100_2178

      

Quand nous étions petites filles, mon père nous emmenait volontiers au bord de la Mer Rouge, dans une station balnéaire qui s’appelle Eilat et qui est aussi un port (le seul port israélien sur la Mer Rouge).

Il règne là-bas une chaleur incroyable en été – seule saison pendant laquelle nous y séjournions, bien sûr. Pour limiter les frais et nous emmener autant de fois que nous le voulions – et nous étions capables de réclamer d’y aller trois jours de suite, Poor Daddy – à l’aquarium tropical (celui avec un escalier vitré qui descend DANS la mer), nous logions chez un couple âgé qui louait la chambre de ses fils, qui avaient quitté la maison.

Ils se prénommaient Suzanne et Jakob et occupaient un minuscule trois pièces, dans l’un des immeubles un peu décatis des hauteurs d’Eilat. Elle, avait beaucoup sympathisé avec ce si gentil monsieur français et ses deux petites filles, d’autant plus qu’elle était d’origine juive algérienne et ne perdait pas une occasion de parler français avec un charmant accent à la Marthe Villalonga.
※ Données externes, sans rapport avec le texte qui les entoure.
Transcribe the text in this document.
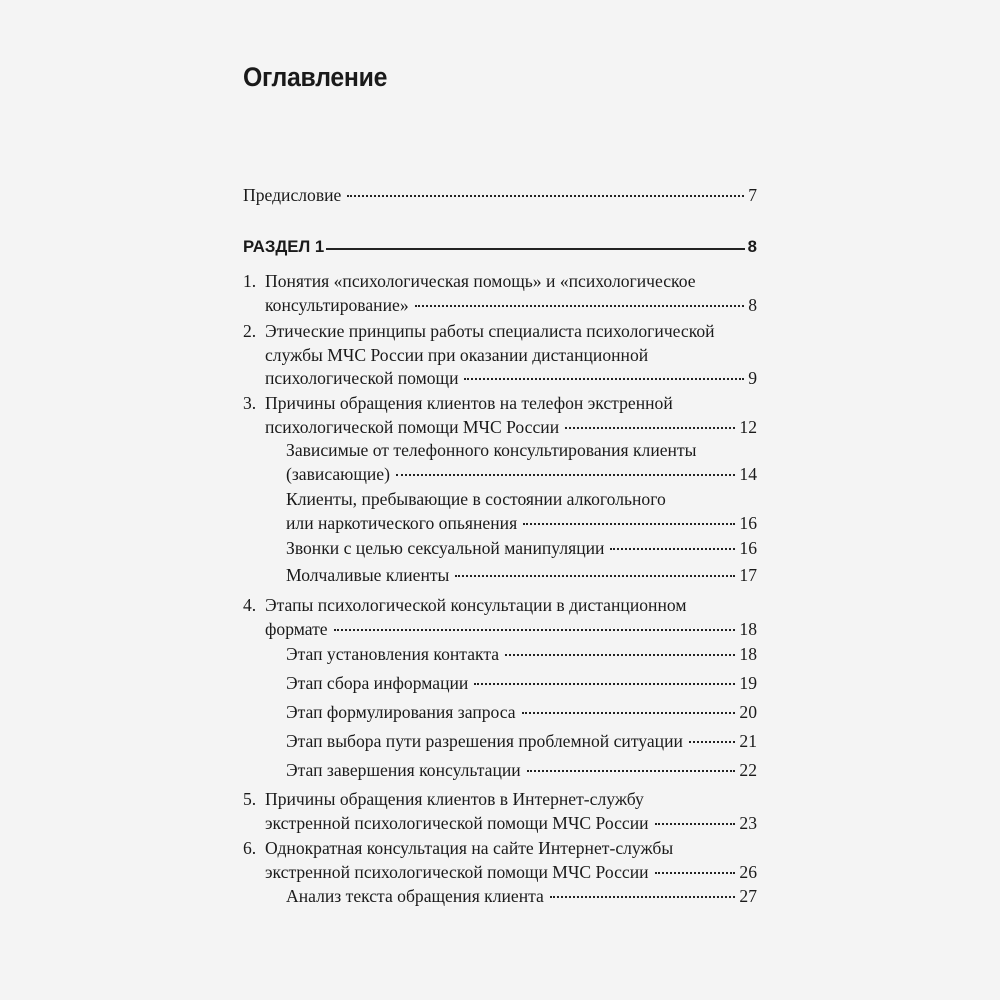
Оглавление
Предисловие	7
РАЗДЕЛ 1	8
1. Понятия «психологическая помощь» и «психологическое
консультирование»	8
2. Этические принципы работы специалиста психологической
службы МЧС России при оказании дистанционной
психологической помощи	9
3. Причины обращения клиентов на телефон экстренной
психологической помощи МЧС России	12
Зависимые от телефонного консультирования клиенты
(зависающие)	14
Клиенты, пребывающие в состоянии алкогольного
или наркотического опьянения	16
Звонки с целью сексуальной манипуляции	16
Молчаливые клиенты	17
4. Этапы психологической консультации в дистанционном
формате	18
Этап установления контакта	18
Этап сбора информации	19
Этап формулирования запроса	20
Этап выбора пути разрешения проблемной ситуации	21
Этап завершения консультации	22
5. Причины обращения клиентов в Интернет-службу
экстренной психологической помощи МЧС России	23
6. Однократная консультация на сайте Интернет-службы
экстренной психологической помощи МЧС России	26
Анализ текста обращения клиента	27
Lui était un personnage encore plus étonnant. Je me souviens d’un immense vieux monsieur, tout sec (on aurait dit que le vent brûlant du Sinaï  l’avait desséché sur place, et ce ne devait pas être très loin de la vérité), qui s’adressait à nous, les deux gamines, avec une voix toute douce et un autre accent, un peu bizarre. Il nous raconta un soir qu’il était né près d’Utrecht dans une famille de paysans néerlandais et qu’il était arrivé un jour dans les années cinquante à Eilat pour y construire le port, avec d’autres ouvriers hollandais recrutés par le gouvernement israélien. Il y avait rencontré sa future femme, qui, fraîchement débarquée de Constantine, avait certainement été séduite par ce grand type si exotique avec ses cheveux blonds et ses yeux bleus. Jakob avait épousé Suzanne et était resté sur les bords de la Mer Rouge. Il y avait dans leur appartement des photos de leurs deux fils – deux grands gaillards très bruns – et des souvenirs du pays natal de Jakob : des petits sabots en porcelaine et des moulins avec le drapeau hollandais.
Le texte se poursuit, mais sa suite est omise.